Login php

[laskot]

Ciao a tutti, avrei un problema con il login al mio sito, sono una novizia di php e non so come risolvere.

Codice PHP:

<?php
session_start();
require ('connessione.php');

   if ( !isset ($_SESSION["utente"])) {
       $usr = $_POST["username"];
       $pass = $_POST["pass"];
   }

       $_query = "SELECT username,password FROM utente WHERE username ='$usr' and password = '$pass'";
       echo $_query;
       $result =  pg_query("$query");
       echo $result;
        if(pg_fetch_array($result)) {
            $_SESSION["utente"] = $usr;
            $_SESSION["password"] = $pass;
            echo "ciao $usr, sei loggato al sito";
        }
?>

grazie per l'aiuto

[Alhazred]

E il problema quale sarebbe?

[laskot]

Si scusa non sono stata molto chiara! Il problema è che mi stampa la query ma non credo effettui il login. Dopo ho provato a stampare l'array,la variabile session (echo "$_SESSION) e mi stampa solo la scritta Array. Quindi credo che non succeda nulla, ma non so nemmeno bene come guardare se il login è avvenuto o no!

[Alhazred]

Un array non si stampa con echo, prova
print_r($_SESSION)

con echo puoi stampare solo un elemento specifico dell'array, non la sua struttura.

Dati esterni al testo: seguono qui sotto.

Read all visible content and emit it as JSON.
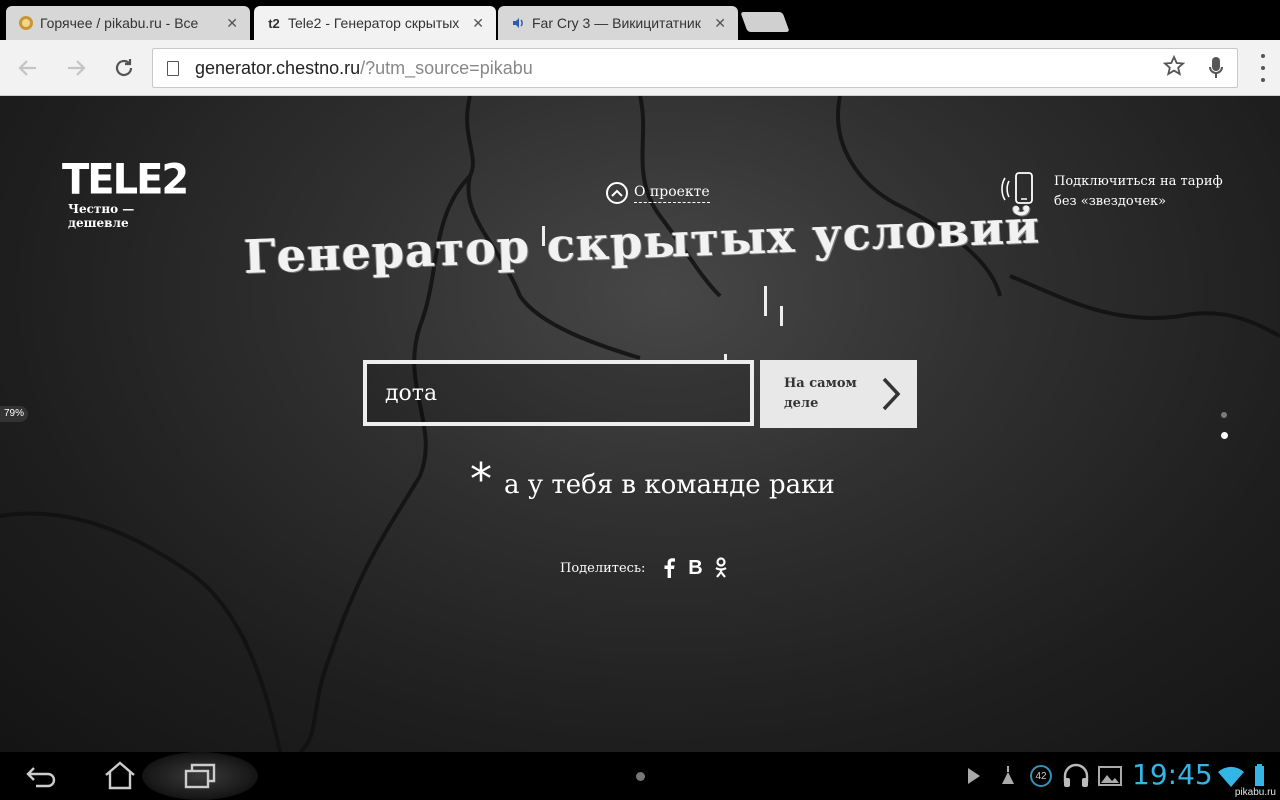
{
  "tabs": [
    {
      "title": "Горячее / pikabu.ru - Все",
      "favicon": "pikabu-icon",
      "active": false
    },
    {
      "title": "Tele2 - Генератор скрытых",
      "favicon": "t2",
      "active": true
    },
    {
      "title": "Far Cry 3 — Викицитатник",
      "favicon": "wiki-speaker-icon",
      "active": false
    }
  ],
  "tab_close_glyph": "✕",
  "toolbar": {
    "url_host": "generator.chestno.ru",
    "url_path": "/?utm_source=pikabu"
  },
  "page": {
    "logo_brand": "TELE2",
    "logo_slogan": "Честно — дешевле",
    "about_label": "О проекте",
    "tariff_line1": "Подключиться на тариф",
    "tariff_line2": "без «звездочек»",
    "headline": "Генератор скрытых условий",
    "search_value": "дота",
    "submit_line1": "На самом",
    "submit_line2": "деле",
    "result_asterisk": "*",
    "result_text": "а у тебя в команде раки",
    "share_label": "Поделитесь:",
    "share_vk": "В",
    "battery_pill": "79%"
  },
  "system_bar": {
    "notification_count": "42",
    "clock": "19:45",
    "accent_color": "#33b5e5"
  },
  "watermark": "pikabu.ru"
}
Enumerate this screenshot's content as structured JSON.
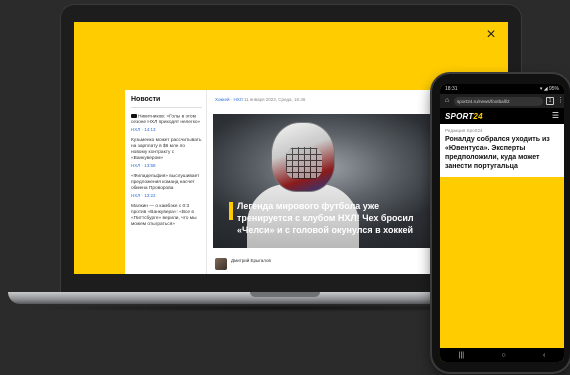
{
  "colors": {
    "accent": "#ffcc00",
    "background": "#2b2b2b",
    "link": "#2f6fd1"
  },
  "popup": {
    "close_label": "×"
  },
  "laptop": {
    "news": {
      "title": "Новости",
      "items": [
        {
          "icon": "video-icon",
          "text": "Никитников: «Голы в этом сезоне НХЛ приходят нелегко»",
          "meta": "НХЛ · 14:13"
        },
        {
          "text": "Кузьменко может рассчитывать на зарплату в $6 млн по новому контракту с «Ванкувером»",
          "meta": "НХЛ · 13:58"
        },
        {
          "text": "«Филадельфия» выслушивает предложения команд насчет обмена Проворова",
          "meta": "НХЛ · 13:22"
        },
        {
          "text": "Малкин — о камбэке с 0:3 против «Ванкувера»: «Все в «Питтсбурге» верили, что мы можем отыграться»",
          "meta": ""
        }
      ]
    },
    "article": {
      "rubric": "Хоккей · НХЛ",
      "date": "11 января 2023, Среда, 16:46",
      "headline": "Легенда мирового футбола уже тренируется с клубом НХЛ! Чех бросил «Челси» и с головой окунулся в хоккей",
      "author": "Дмитрий Ерыгалов",
      "share_icon": "share-icon"
    }
  },
  "phone": {
    "status": {
      "time": "18:31",
      "right": "▾ ◢ 95%"
    },
    "url": "sport24.ru/news/football/2",
    "tabs": "1",
    "logo_text": "SPORT",
    "logo_num": "24",
    "rubric": "Редакция Sport24",
    "headline": "Роналду собрался уходить из «Ювентуса». Эксперты предположили, куда может занести португальца",
    "nav": {
      "back": "‹",
      "home": "○",
      "recent": "|||"
    }
  }
}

P.S. spero che il codice sia parziale, solo per brevità, perché se realmente non fai nessun controllo sui dati che arrivano tramite $_POST avrai seri problemi di sicurezza.

[laskot]

Ah non sapevo, ho provato ma ora mi stampa Array().
Riguardo alla sicurezza, è uno dei miei primi codici php quindi non so come occuparmi della sicurezza.
E' che al momento non mi funziona nemmeno il login.
E sopratutto non mi stampa nemmeno la fine dell'if, echo "ciao $usr..."

[laskot]

In realtà ho sbagliato a scrivere una variabile, pensavo fosse un problema più ampio in realtà non è così!
Mi dispiace averti fatto perdere tempo grazie mille, ma posso comunque chiederti un approfondimento veloce sulla sicurezza?

[Alhazred]

Prova questo codice

Codice PHP:

 <?php
session_start();
require ('connessione.php');

if ( !isset ($_SESSION["utente"])) 
{
   $usr = $_POST["username"];
   $pass = $_POST["pass"];

    $_query = "SELECT username,password FROM utente WHERE username ='$usr' and password = '$pass'";
    echo $_query;
    $result =  pg_query($query);
    
    if( ! $result )
    {
        echo "C'è stato un errore nell'esecuzione della query";
    }
    
    if(pg_fetch_array($result)) 
    {
        $_SESSION["utente"] = $usr;
        $_SESSION["password"] = $pass;
        echo "ciao $usr, sei loggato al sito";
    }
    else
    {
        echo "I dati forniti per il login non sono corretti!"
    }
}
else
{
    echo "Hey " . $_SESSION['utente'] . ", sei già loggato!";
}
?>

Per quanto riguarda la sicurezza, come minimo dovresti fare un'escape della query prima di eseguirla per assicurarti che non ci sia codice malevolo nei dati inseriti dall'utente (per maggiori informazioni cerca "sql injection").
Con PostgreSQL non ho molto a che fare, ma dopo una rapida consultazione del manuale, ciò che dovrebbe servirti è la funzione pg_escape_literal().

P.S. anche
echo $result;
non è corretto, $result contiene un resultset, non una stringa, oppure FALSE se la query fallisce.

[laskot]

Ti ringrazio, ho usato il codice che mi hai scritto è molto più completo!
Riguardo alla sicurezza leggerò volentieri quello che mi hai detto.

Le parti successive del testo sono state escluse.